Tsai Ming-liang (蔡明亮) was busy checking his schedule, making phone calls and setting up appointments to promote his new film, Face (臉), at Tsai Lee Lu (蔡李陸咖啡商號), a cafe in Yonghe (永和), Taipei County, he opened with actor friends Lee Kang-sheng (李康生) and Lu Yi-ching (陸奕靜), when I arrived for our interview in the morning on the day of the movie’s premiere. Though apparently suffering heartburn caused by the rice ball he had eaten earlier, Tsai spoke earnestly about his cinematic output and his life, which seem to merge in and out of one another.
In 2004, Tsai received an invitation from the Louvre to make the first film under an initiative in which the museum aims to create a collection open to international directors. He was given unfettered access to the museum’s premises, including spaces that had never opened to the public, but his mother was dying of cancer and Tsai felt anxious and lost and thought of giving up on the project.
Tsai finished the script after his mother passed away. The resulting work is Face, a tribute to Francois Truffaut and the spirit of New Wave cinema, featuring Truffaut’s alter-ego Jean-Pierre Leaud and muses Jeanne Moreau, Nathalie Baye and Fanny Ardant, as well as Tsai regulars Lee, Lu and Chen Shiang-chyi (陳湘琪).
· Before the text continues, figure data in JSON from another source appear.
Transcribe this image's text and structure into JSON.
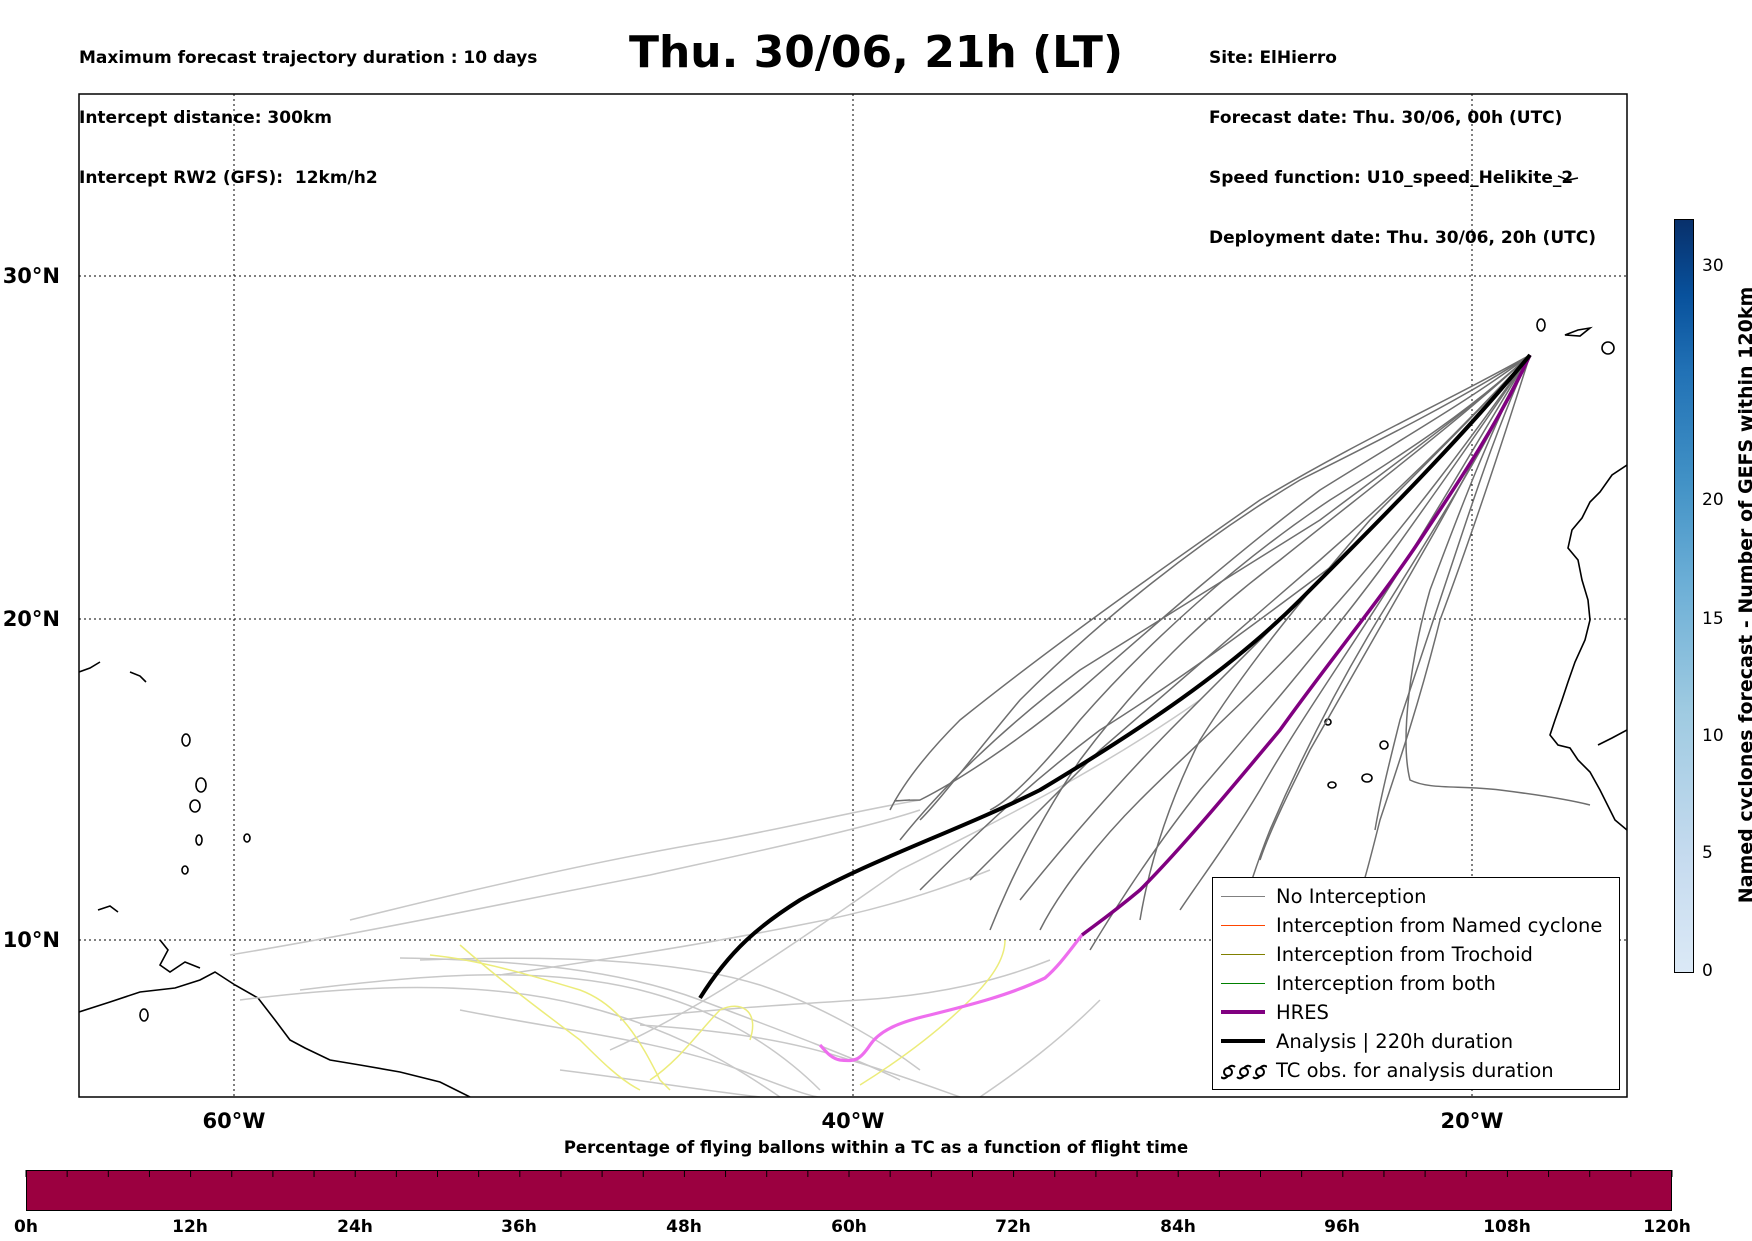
{
  "header": {
    "left": [
      "Maximum forecast trajectory duration : 10 days",
      "Intercept distance: 300km",
      "Intercept RW2 (GFS):  12km/h2"
    ],
    "title": "Thu. 30/06, 21h (LT)",
    "right": [
      "Site: ElHierro",
      "Forecast date: Thu. 30/06, 00h (UTC)",
      "Speed function: U10_speed_Helikite_2",
      "Deployment date: Thu. 30/06, 20h (UTC)"
    ]
  },
  "map": {
    "lat_labels": [
      "30°N",
      "20°N",
      "10°N"
    ],
    "lon_labels": [
      "60°W",
      "40°W",
      "20°W"
    ]
  },
  "legend": {
    "items": [
      {
        "label": "No Interception",
        "color": "#808080"
      },
      {
        "label": "Interception from Named cyclone",
        "color": "#ff4500"
      },
      {
        "label": "Interception from Trochoid",
        "color": "#808000"
      },
      {
        "label": "Interception from both",
        "color": "#008000"
      },
      {
        "label": "HRES",
        "color": "#800080"
      },
      {
        "label": "Analysis | 220h duration",
        "color": "#000000"
      },
      {
        "label": "TC obs. for analysis duration",
        "color": "#000000",
        "icon": "tc-symbol-icon"
      }
    ]
  },
  "bottom_colorbar": {
    "title": "Percentage of flying ballons within a TC as a function of flight time",
    "ticks": [
      "0h",
      "12h",
      "24h",
      "36h",
      "48h",
      "60h",
      "72h",
      "84h",
      "96h",
      "108h",
      "120h"
    ],
    "fill_color": "#9b0040"
  },
  "side_colorbar": {
    "title": "Named cyclones forecast - Number of GEFS within 120km",
    "ticks": [
      "0",
      "5",
      "10",
      "15",
      "20",
      "30"
    ]
  },
  "colors": {
    "trajectory_gray": "#6e6e6e",
    "trajectory_lightgray": "#c8c8c8",
    "trajectory_yellow": "#ecec7a",
    "hres_purple": "#800080",
    "hres_magenta": "#ee6eee",
    "analysis_black": "#000000"
  }
}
Taipei Times: When you were the little boy Antoine in Kuching, what your relationship with the city like? [Tsai, who was born in Kuching, Malaysia, in 1957 once said that he felt like he was the boy Antoine in Truffaut’s The 400 Blows.]
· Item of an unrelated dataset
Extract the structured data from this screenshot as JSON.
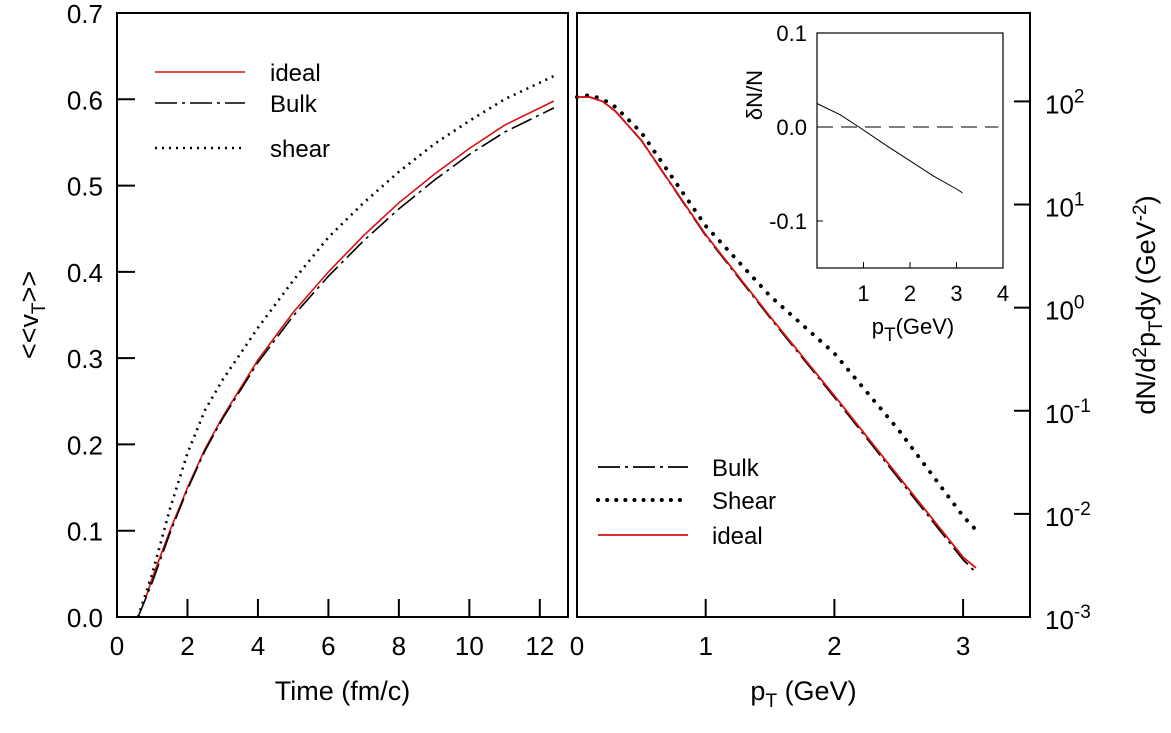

Tsai Ming-liang: I was living with my grandparents. They took me to the movies every evening after my friends went home. There were seven, eight cinemas in town, and several of them were within walking distance from where we lived. It was a time when Hong Kong films were being made on a weekly basis, and there were all kinds of movies to see.
I have a very distinct memory of those days. Movie theaters were fun. You had Indians selling peanuts and Malays who gave me candy.
I entered a lonely phase when I moved back in with my parents in fifth grade. My father [who ran a noodle stall in the city] had a farm in the suburbs [where we lived]. I felt like an outsider among my brothers. If I had a fight with one of them, they would all give me the silent treatment afterwards. So I spent a lot of time alone in my own space.
I didn’t fit in with my classmates,
either. Some of them didn’t like me and forbade the whole class from speaking with me. But I didn’t think much of it. That’s how I am — I have my own world and don’t care so much about the rest. Even now I often have similar experiences or find myself in similar situations.
I started to submit articles to newspapers in high school and became friends with editors who were a lot older than me and took good care of me. I felt my relationship with the city was different than it was for other people. I was always alone, looking for someone to meet, riding my bike to see an old poet. I would stay at the newspaper’s office or at radio stations until late or sleep at my friends’ or grandparents’ homes. Life was free.
That’s why I felt close to Antoine, who is alone most of the time, engaging in a dialogue with the city by himself and realizing how important it is to him when he is forced to leave the place. I have very strong feelings about the film because it tells part of my story, too.